The function reports the threshold values tested and their corresponding corrected coverage value at each iteration. The maximum number of iterations for the bisecting root finding algorithm is an optional parameter, with default value 20. The functions stops when either the number of iterations reaches the maximum, or the corrected coverage is within some accuracy of the desired coverage.

res <- corrected_cs(z = z0, f = MAF, N0, N1, 
                    Sigma = LD, lower = 0.5, upper = 1, desired.cov = 0.9)
## [1] "thr:  0.75 , cov:  0.918448964618699"
## [1] "thr:  0.625 , cov:  0.870505410370508"
## [1] "thr:  0.6875 , cov:  0.893551309455069"
## [1] "thr:  0.71875 , cov:  0.906172863191769"
## [1] "thr:  0.703125 , cov:  0.899644208037482"
## [1] "thr:  0.7109375 , cov:  0.901677186379133"
res
## $credset
## [1] "s54" "s58" "s57" "s67"
## 
## $req.thr
## [1] 0.7109375
## 
## $corr.cov
## [1] 0.9016772
## 
## $size
## [1] 0.7343958

The first threshold value tested is the midpoint of the lower (0.5) and upper (1) parameter values, which here is 0.75. The coverage of this credible set is too high (\(>0.9\)) and so a smaller threshold value is tested, the midpoint of the lower parameter value (0.5) and the previously tried threshold value (0.75).

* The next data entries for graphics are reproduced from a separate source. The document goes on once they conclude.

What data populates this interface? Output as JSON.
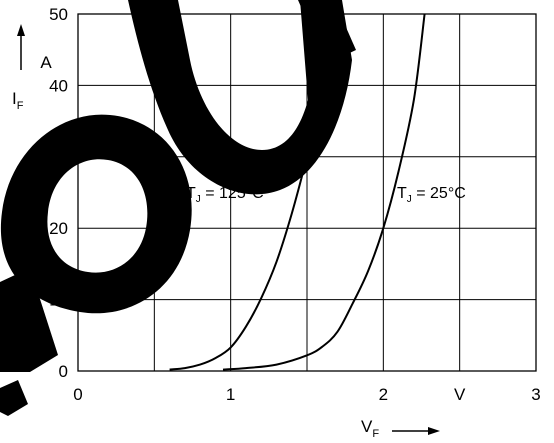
{
  "chart_data": {
    "type": "line",
    "title": "",
    "xlabel": "V",
    "xlabel_sub": "F",
    "ylabel": "I",
    "ylabel_sub": "F",
    "x_unit": "V",
    "y_unit": "A",
    "xlim": [
      0,
      3
    ],
    "ylim": [
      0,
      50
    ],
    "x_ticks": [
      0,
      1,
      2,
      3
    ],
    "y_ticks": [
      0,
      10,
      20,
      30,
      40,
      50
    ],
    "grid": true,
    "series": [
      {
        "name": "T_J = 125°C",
        "label_main": "T",
        "label_sub": "J",
        "label_rest": " = 125°C",
        "x": [
          0.6,
          0.7,
          0.8,
          0.9,
          1.0,
          1.1,
          1.2,
          1.3,
          1.4,
          1.5,
          1.6,
          1.7
        ],
        "y": [
          0.2,
          0.4,
          0.9,
          1.8,
          3.3,
          6.2,
          10.2,
          15.3,
          22.0,
          30.0,
          38.7,
          50.0
        ]
      },
      {
        "name": "T_J = 25°C",
        "label_main": "T",
        "label_sub": "J",
        "label_rest": " = 25°C",
        "x": [
          0.95,
          1.1,
          1.3,
          1.5,
          1.6,
          1.7,
          1.8,
          1.9,
          2.0,
          2.1,
          2.2,
          2.27
        ],
        "y": [
          0.2,
          0.4,
          0.9,
          2.2,
          3.4,
          5.5,
          9.5,
          14.0,
          20.0,
          28.0,
          38.0,
          50.0
        ]
      }
    ]
  }
}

This credible set has a coverage that is too low, and so a higher threshold value is tested, and so on.

In this example we see that a much smaller threshold value is required to obtain a credible set with 90% corrected coverage of the causal variant, containing only 4 variants. In the standard Bayesian approach, the threshold value of 90% leads to over-coverage.


Finally, we can compare this coverage estimate of the corrected credible set to an empirical estimate of the true coverage.

new.cs.sims <- apply(pps, 1, function(x) credset(x, CV = iCV, thr = res$req.thr)$cov)
true.cov.est2 <- mean(new.cs.sims)

Original 90% credible set:

df1 <- data.frame(claimed.cov = round(cs$claimed.cov, 3), corr.cov =  round(corrcov, 3), true.cov = round(true.cov.est, 3), nvar = cs$nvar)
print(df1, row.names = FALSE)
##  claimed.cov corr.cov true.cov nvar
##        0.931    0.967     0.97    9

New 90% credible set:

df2 <- data.frame(claimed.cov = round(res$size, 3), corr.cov = round(res$corr.cov, 3), true.cov = round(true.cov.est2, 3), nvar = length(res$credset))
print(df2, row.names = FALSE)
##  claimed.cov corr.cov true.cov nvar
##        0.734    0.902      0.9    4

This vignette has shown how the corrcoverage R package can be used to improve the resolution of a credible set from Bayesian genetic fine-mapping, without the use of any additional data.